Ekbis  

Perpanjangan Izin Ekspor Tembaga Freeport Hingga Juni 2025: Pemerintah Beri Toleransi dengan Syarat

Perpanjangan Izin Ekspor Tembaga Freeport Hingga Juni 2025: Pemerintah Beri Toleransi dengan Syarat

JagatBisnis.com – Upaya PT Freeport Indonesia (PTFI) untuk mendapatkan perpanjangan izin ekspor konsentrat tembaga akhirnya membuahkan hasil. Menteri Energi dan Sumber Daya Mineral (ESDM) Bahlil Lahadalia mengungkapkan bahwa Freeport mendapatkan izin ekspor yang diperpanjang hingga Juni 2025.

Keputusan ini diambil setelah mempertimbangkan berbagai faktor, termasuk kendala yang dialami smelter Freeport akibat kebakaran di fasilitas Asam Sulfat. Bahlil menjelaskan, meskipun batas waktu ekspor konsentrat tembaga yang ditetapkan dalam undang-undang adalah 31 Desember 2024, pemerintah memutuskan untuk memberikan perpanjangan ekspor dengan alasan yang mendalam, salah satunya adalah situasi yang melibatkan insiden kebakaran tersebut.

“Setelah melakukan rapat terbatas, kami mempertimbangkan baik-baik antara kepentingan negara, perusahaan, dan rakyat Papua. Kebakaran di fasilitas Asam Sulfat yang terjadi memerlukan penyelidikan lebih lanjut. Kami sudah menerima hasil dari kepolisian dan pihak asuransi yang menyimpulkan bahwa ini adalah kejadian force majeure,” ungkap Bahlil di Kantor Kementerian ESDM, Jumat (21/2).
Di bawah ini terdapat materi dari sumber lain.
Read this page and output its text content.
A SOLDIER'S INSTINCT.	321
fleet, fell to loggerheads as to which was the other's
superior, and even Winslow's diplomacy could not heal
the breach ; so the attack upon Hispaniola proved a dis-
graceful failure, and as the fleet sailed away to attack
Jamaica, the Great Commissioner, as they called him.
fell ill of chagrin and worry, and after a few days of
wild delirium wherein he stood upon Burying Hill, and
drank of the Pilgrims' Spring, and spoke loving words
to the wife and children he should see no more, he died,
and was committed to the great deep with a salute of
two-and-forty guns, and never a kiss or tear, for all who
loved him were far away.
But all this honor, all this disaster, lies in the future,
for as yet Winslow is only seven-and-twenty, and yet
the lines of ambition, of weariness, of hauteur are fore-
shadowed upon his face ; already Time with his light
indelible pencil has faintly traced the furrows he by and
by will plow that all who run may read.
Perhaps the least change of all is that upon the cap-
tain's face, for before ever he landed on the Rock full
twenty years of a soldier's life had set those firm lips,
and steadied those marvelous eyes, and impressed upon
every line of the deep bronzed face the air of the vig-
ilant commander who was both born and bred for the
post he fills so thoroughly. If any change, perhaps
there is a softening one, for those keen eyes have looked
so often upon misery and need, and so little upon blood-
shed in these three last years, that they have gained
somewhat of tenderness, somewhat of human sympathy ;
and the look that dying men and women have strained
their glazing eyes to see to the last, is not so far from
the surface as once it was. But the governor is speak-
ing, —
Baca Juga :   Linde Indonesia Mulai Pemasokan Gas Industri ke Fasilitas Pemurnian Tembaga PT Freeport Indonesia di Gresik

Meski smelter Freeport yang telah menyerap investasi sekitar US$ 3 miliar hampir rampung, kebakaran ini menyebabkan operasionalnya tertunda. Sebagai respons, pemerintah memberikan perpanjangan izin ekspor hingga smelter tersebut selesai diperbaiki pada Juni 2025.

Sebagai bentuk komitmen, pemerintah juga meminta Direktur Utama PT Freeport Indonesia, Tony Wenas, untuk menandatangani pernyataan resmi yang mengikat. “Jika sampai Juni pun smelter ini tidak selesai, maka sanksi akan dikenakan, termasuk pajak ekspor yang maksimal,” tegas Bahlil.

Meski izin ekspor diberikan hingga Juni, Bahlil menegaskan bahwa operasional smelter tidak akan langsung berjalan penuh. Awalnya, hanya sekitar 30%-40% dari total konsentrat yang diproduksi akan diekspor secara bertahap, sementara sisanya akan diserap oleh smelter. Bahlil memastikan bahwa pada September atau Oktober 2025, smelter diharapkan sudah dapat beroperasi dengan kapasitas optimal.

Baca Juga :   Sinergi MIND ID: Pengiriman Perdana Emas dari Freeport Indonesia ke Antam, Wujudkan Hilirisasi Sumber Daya Alam Indonesia

Terkait volume ekspor yang diizinkan, pemerintah akan memastikan perhitungan yang cermat. Berdasarkan data, total produksi konsentrat Freeport mencapai lebih dari 3 juta ton per tahun, dengan sekitar 1,35 juta ton dialokasikan untuk smelter yang sudah berekspansi, dan 1,7 juta ton untuk smelter baru.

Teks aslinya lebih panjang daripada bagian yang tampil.